Hoje o PSD tem medo de ser engolido pelo Chega, o PS tem medo que estar longe do poder o faça reduzir-se progressivamente, perdendo votos para os incumbentes, para a contestação e para a abstenção e, para além do Chega que já referi, os pequenos partidos fiquem onde estão, na melhor das hipóteses.

Nestas circunstâncias, é natural que os partidos tradicionais tendam a considerar a ocupação do poder como uma questão vital de sobrevivência, pouco mais tendo para oferecer, uma vez desvalorizadas as ideologias.

O governo deixa de ser uma mera oportunidade, temporária, para executar políticas que consideram melhores, e o principal partido emergente, o Chega, tem uma necessidade absoluta de não perder o impulso que lhe tem permitido questionar a alternância democrática assente no bipartidarismo, à boleia das oportunidades que António Costa abriu em 2015, com a sua, de António Costa, indiferença pelas instituições.

We contend that individuals who are high in Need for Chaos share hostile rumors as a way to destabilize the established political system. As discussed above, these individuals may believe that sharing hostile rumors mobilizes like-minded others and creates confusion among those with the status they seek. In addition, the normative transgressions involved in the sharing of offensive and outrageous information may in itself be seen as attempts to assert the dominance that people high in Need for Chaos so strongly crave”.
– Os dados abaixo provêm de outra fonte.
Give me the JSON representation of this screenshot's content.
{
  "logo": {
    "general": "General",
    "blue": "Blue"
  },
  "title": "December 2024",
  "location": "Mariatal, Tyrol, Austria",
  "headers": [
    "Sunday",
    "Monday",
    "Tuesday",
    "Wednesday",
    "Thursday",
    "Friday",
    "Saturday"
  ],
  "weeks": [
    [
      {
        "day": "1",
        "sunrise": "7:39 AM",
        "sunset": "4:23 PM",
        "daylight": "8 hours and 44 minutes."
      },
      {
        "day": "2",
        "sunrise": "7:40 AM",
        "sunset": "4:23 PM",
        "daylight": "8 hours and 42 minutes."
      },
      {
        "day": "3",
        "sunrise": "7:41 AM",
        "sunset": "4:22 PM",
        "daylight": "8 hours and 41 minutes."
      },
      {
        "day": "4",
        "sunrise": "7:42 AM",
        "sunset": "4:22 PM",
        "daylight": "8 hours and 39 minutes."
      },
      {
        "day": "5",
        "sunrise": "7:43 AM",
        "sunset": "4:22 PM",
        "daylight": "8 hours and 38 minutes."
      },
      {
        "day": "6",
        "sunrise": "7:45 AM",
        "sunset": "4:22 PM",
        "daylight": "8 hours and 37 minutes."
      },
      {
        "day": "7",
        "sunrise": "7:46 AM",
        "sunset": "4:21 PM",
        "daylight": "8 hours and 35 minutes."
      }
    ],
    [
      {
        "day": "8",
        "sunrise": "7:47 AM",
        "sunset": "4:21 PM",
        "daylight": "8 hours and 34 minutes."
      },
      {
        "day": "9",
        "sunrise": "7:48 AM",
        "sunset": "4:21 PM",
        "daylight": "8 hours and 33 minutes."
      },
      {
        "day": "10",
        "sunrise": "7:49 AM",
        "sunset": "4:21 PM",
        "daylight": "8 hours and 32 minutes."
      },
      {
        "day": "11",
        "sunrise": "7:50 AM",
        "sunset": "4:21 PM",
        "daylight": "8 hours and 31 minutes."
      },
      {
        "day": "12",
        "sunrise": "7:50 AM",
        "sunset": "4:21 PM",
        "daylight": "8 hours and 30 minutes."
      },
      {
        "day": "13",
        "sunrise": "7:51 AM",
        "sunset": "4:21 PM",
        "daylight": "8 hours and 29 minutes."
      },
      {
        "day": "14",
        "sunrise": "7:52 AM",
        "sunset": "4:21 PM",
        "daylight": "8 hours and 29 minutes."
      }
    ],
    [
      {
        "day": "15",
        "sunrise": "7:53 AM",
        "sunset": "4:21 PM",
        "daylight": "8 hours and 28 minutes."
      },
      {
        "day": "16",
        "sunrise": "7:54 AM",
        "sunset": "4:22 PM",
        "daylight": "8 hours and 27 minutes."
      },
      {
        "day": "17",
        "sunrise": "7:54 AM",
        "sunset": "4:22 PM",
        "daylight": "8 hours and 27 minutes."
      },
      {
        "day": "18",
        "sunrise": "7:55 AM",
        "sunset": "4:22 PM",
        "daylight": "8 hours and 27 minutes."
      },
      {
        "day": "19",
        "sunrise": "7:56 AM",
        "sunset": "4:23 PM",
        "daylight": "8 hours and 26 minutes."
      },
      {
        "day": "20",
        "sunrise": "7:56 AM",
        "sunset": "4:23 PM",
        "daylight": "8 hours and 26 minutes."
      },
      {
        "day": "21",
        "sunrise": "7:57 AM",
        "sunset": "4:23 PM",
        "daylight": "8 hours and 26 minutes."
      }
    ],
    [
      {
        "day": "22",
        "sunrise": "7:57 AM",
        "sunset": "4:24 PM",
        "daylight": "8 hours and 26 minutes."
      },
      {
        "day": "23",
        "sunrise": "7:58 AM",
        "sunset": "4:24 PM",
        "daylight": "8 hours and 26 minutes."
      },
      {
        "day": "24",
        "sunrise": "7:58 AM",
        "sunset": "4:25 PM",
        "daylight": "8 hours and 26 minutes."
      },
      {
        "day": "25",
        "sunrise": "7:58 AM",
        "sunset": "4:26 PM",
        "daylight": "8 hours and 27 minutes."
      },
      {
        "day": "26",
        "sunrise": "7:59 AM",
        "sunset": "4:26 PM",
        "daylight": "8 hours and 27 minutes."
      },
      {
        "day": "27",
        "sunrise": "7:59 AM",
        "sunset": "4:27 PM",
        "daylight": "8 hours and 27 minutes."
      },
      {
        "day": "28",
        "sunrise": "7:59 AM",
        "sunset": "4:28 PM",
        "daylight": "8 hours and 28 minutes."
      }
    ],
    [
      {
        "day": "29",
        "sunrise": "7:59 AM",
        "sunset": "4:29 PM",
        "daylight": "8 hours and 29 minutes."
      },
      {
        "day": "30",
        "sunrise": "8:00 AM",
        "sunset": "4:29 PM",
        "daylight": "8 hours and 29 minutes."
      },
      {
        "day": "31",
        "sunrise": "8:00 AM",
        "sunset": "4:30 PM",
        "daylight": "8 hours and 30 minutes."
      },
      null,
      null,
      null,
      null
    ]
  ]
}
Este parágrafo é do artigo “The “Need for Chaos” and Motivations to Share Hostile Political Rumors” (obrigado a quem me fez chegar às mãos) e, embora seja sobre indivíduos, serve bem para iluminar o que se passou nestes dias na Assembleia da República, à luz da ideia de que o debate no parlamento português já não é tanto um debate entre adversários políticos que têm ideias diferentes sobre as políticas a seguir, mas um debate sobre grupos sociais que temem pela sua sobrevivência: uns porque temem perder o que sempre foram, outro porque quer garantir que chega onde os outros chegaram.

Aparentemente, a AD adoptou, uma estratégia base de sobrevivência – o reforço das instituições e da normalidade democrática – que na verdade é o que melhor lhe permite distinguir-se da “necessidade de caos” que acredita que alimenta o Chega.

É uma estratégia de risco, que nunca terá o apoio da imprensa, quer porque a imprensa vive da efervescência da novidade permanente, quer porque os jornalistas de política são, quase sempre, viciados na quadrilhice, para além de ser uma estratégia com grande grau de incerteza e que demora a dar resultados.

Eu acho que é um risco que vale a pena correr.